As Ghana and other African countries pursue cleaner cities, circular economies, and more sustainable urban development, one truth must remain central: waste pickers are not peripheral actors in the waste sector; they are essential to it. Across cities and metropolitan areas, waste pickers recover recyclable materials, reduce the volume of waste sent to dumpsites and landfills, support local economies, and provide an environmental service that is too often overlooked. Long before recycling, climate action, and resource recovery became dominant policy conversations, waste pickers were already doing this work under difficult and often dangerous conditions.

Evidence from global and developing-country contexts makes their importance impossible to ignore. Waste pickers represent about 1 per cent of the urban workforce globally, amounting to between 15 and 20 million people worldwide. In low-income countries, they commonly collect between 50 and 100 per cent of city waste at no direct cost to municipalities. Their contribution goes far beyond collection alone. Waste pickers help reduce pressure on overstretched public waste systems, recover valuable materials for recycling, cut transport and landfill burdens, support livelihoods for poor households, and contribute directly to climate change mitigation by diverting waste from disposal and keeping materials in circulation.

Yet despite these contributions, waste pickers remain among the most vulnerable and excluded workers in the urban economy. Many operate without protective equipment, stable income, legal recognition, or access to social protection. They are often exposed to contaminated waste, hazardous working environments, disease, exploitation by middlemen, and public stigma. Women waste pickers face even deeper inequalities, including lower earnings, greater exposure to insecurity, and the additional burden of unpaid care work. In too many cases, the very systems waste pickers help sustain do not recognize, protect, or include them.

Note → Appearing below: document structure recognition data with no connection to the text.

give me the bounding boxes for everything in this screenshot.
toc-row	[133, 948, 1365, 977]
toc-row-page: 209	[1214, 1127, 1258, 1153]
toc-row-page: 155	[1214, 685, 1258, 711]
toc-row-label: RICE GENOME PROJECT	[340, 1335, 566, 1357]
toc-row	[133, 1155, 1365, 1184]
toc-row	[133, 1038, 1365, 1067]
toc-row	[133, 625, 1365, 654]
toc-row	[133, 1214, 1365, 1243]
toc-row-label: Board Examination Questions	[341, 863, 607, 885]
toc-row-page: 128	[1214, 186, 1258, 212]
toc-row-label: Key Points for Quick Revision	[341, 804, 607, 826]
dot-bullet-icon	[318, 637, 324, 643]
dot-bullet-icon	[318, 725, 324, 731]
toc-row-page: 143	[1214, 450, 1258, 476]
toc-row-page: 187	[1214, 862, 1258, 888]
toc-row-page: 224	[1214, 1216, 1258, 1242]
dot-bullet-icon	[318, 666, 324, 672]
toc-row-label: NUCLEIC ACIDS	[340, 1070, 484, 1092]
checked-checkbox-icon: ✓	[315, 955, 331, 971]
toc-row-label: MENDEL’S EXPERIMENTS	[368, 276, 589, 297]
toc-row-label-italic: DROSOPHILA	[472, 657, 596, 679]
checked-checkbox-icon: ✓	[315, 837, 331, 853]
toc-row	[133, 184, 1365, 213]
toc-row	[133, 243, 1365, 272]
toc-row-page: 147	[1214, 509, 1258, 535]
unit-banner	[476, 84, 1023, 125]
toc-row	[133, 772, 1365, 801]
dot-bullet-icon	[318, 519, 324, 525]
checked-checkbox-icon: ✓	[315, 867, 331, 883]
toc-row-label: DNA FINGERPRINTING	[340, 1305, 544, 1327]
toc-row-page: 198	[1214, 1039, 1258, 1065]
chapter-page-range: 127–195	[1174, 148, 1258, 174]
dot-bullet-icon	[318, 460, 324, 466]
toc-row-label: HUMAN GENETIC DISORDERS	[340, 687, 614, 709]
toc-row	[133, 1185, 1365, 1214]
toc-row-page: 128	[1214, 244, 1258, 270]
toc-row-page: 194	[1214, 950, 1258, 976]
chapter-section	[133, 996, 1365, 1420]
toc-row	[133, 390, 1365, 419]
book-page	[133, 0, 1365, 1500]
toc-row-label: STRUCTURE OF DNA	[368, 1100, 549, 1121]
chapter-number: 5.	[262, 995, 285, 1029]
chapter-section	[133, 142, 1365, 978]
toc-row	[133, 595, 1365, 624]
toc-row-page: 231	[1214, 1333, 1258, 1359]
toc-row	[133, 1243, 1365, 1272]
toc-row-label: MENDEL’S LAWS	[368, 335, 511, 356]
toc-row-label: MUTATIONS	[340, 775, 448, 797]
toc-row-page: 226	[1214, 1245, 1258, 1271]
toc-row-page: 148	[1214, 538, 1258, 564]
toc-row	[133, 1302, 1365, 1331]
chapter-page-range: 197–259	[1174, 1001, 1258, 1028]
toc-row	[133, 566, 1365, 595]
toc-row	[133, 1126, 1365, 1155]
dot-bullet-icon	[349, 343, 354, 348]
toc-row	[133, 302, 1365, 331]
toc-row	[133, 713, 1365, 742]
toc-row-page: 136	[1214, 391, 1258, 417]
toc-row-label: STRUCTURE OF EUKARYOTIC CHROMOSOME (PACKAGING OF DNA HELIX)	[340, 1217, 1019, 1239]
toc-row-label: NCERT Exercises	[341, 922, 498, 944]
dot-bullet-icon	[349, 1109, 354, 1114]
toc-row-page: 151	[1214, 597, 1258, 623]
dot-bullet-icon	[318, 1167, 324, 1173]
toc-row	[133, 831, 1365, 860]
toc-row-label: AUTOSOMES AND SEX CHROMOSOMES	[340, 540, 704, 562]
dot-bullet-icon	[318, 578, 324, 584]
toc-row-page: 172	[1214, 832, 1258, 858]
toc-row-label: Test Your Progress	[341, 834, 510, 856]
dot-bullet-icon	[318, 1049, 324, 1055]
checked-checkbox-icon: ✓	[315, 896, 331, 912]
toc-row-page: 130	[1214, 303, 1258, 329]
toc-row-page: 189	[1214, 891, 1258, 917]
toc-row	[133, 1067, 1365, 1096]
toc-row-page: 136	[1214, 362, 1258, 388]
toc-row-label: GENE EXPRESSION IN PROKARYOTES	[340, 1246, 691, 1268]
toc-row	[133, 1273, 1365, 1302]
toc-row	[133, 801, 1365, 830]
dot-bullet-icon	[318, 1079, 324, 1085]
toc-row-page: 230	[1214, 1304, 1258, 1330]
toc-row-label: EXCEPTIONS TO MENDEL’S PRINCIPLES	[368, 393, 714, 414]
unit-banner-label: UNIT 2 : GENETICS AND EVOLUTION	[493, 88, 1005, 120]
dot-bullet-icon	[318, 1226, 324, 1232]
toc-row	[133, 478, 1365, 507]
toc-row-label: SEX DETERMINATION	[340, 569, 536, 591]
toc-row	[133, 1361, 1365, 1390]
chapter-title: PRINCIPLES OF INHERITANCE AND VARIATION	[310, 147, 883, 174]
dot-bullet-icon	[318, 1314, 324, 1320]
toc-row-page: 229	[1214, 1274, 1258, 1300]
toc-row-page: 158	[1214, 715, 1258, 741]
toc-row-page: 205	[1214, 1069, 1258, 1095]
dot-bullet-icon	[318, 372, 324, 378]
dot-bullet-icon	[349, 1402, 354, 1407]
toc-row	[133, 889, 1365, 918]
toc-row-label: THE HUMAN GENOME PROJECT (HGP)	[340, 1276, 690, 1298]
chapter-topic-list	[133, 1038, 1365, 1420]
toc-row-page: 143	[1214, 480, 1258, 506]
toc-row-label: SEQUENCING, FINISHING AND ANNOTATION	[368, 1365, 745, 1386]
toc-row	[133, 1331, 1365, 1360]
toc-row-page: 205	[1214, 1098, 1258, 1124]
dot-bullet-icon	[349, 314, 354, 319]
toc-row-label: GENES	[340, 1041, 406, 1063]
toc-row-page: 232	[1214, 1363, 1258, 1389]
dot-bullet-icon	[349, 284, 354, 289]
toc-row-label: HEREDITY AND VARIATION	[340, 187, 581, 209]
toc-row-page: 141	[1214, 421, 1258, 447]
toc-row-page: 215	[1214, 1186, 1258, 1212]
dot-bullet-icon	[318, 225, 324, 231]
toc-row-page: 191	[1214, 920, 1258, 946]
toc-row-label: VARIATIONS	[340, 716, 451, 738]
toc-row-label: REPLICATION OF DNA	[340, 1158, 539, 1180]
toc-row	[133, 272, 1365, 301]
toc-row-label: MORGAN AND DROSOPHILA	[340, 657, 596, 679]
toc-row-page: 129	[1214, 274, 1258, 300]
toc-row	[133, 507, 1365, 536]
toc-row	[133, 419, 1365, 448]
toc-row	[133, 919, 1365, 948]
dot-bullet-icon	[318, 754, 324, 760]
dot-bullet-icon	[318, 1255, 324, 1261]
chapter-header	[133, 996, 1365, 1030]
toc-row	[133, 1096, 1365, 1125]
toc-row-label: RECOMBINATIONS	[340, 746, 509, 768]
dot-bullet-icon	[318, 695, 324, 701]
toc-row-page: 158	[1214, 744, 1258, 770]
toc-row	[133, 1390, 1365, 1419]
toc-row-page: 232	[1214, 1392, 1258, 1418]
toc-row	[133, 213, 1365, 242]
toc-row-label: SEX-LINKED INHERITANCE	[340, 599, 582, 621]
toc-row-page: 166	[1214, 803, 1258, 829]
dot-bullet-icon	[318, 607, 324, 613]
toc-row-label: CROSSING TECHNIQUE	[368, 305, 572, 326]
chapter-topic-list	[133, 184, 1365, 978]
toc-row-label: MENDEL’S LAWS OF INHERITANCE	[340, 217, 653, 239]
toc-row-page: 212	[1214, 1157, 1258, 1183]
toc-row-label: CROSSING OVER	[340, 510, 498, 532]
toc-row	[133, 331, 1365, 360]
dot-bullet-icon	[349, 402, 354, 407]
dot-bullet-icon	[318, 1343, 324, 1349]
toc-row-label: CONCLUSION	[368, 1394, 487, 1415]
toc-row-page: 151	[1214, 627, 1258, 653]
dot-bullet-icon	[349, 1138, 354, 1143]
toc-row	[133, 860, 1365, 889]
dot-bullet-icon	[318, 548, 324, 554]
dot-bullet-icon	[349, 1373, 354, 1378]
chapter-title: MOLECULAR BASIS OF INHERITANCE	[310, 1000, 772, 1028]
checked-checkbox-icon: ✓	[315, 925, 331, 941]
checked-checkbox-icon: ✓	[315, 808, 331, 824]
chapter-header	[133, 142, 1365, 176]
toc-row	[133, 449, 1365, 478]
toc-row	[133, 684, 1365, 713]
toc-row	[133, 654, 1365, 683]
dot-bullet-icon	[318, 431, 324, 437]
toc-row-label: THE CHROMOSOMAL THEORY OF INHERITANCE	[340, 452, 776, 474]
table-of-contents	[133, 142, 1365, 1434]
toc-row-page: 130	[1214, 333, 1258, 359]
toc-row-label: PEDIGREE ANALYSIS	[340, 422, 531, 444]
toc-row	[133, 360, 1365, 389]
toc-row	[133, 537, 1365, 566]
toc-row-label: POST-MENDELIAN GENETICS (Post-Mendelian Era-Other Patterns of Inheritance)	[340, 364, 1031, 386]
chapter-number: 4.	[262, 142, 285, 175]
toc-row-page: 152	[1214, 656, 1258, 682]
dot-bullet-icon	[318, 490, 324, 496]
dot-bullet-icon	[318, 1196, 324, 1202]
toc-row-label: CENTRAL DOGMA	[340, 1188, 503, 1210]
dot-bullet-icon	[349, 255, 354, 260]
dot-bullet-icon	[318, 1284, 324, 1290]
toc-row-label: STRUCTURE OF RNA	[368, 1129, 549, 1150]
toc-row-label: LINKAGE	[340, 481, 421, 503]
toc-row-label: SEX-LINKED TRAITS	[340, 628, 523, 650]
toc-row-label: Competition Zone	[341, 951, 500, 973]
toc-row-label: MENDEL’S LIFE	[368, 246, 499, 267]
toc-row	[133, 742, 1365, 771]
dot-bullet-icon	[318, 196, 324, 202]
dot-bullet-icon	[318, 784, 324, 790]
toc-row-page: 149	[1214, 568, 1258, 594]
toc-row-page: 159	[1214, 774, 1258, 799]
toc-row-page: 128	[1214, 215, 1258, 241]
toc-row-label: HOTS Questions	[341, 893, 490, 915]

This is why the future of waste management in Ghana and across Africa must be built on inclusion, not exclusion. If we are serious about sustainable cities, decent work, public health, and environmental justice, then waste pickers must be integrated into formal and inclusive waste management systems. That means adopting data-driven strategies to understand who they are and where they work; planning for their spatial and infrastructural needs; ensuring safer working environments; improving transport options; supporting waste picker associations; promoting separation at source; involving waste pickers in policy and decision-making; and creating fair payment and formalization pathways that improve livelihoods without destroying existing survival systems.

The case for inclusion is not only social; it is strategic. Better conditions for waste pickers can improve recycling rates, expand service coverage, reduce unmanaged waste, strengthen urban resilience, and advance key development goals. We must understand that improving waste pickers’ livelihoods contributes to poverty reduction, good health and well-being, gender equality, decent work, sustainable cities, responsible consumption and production, reduced inequalities, and climate action. In other words, supporting waste pickers is not charity. It is smart urban policy, sound environmental governance, and a practical pathway toward a more just circular economy.

Rather than modernizing waste systems in ways that displace informal workers, we should build systems that recognize their expertise, strengthen their dignity, and improve their livelihoods. Waste pickers already form part of the solution to our sanitation, recycling, and environmental challenges. The question is whether our policies, institutions, and public attitudes are ready to catch up with that reality.

If we truly believe in leaving no one and no place behind, then waste pickers must no longer remain invisible. They deserve recognition as workers, inclusion as stakeholders, protection as human beings, and respect as vital contributors to Ghana’s and Africa’s sustainable future.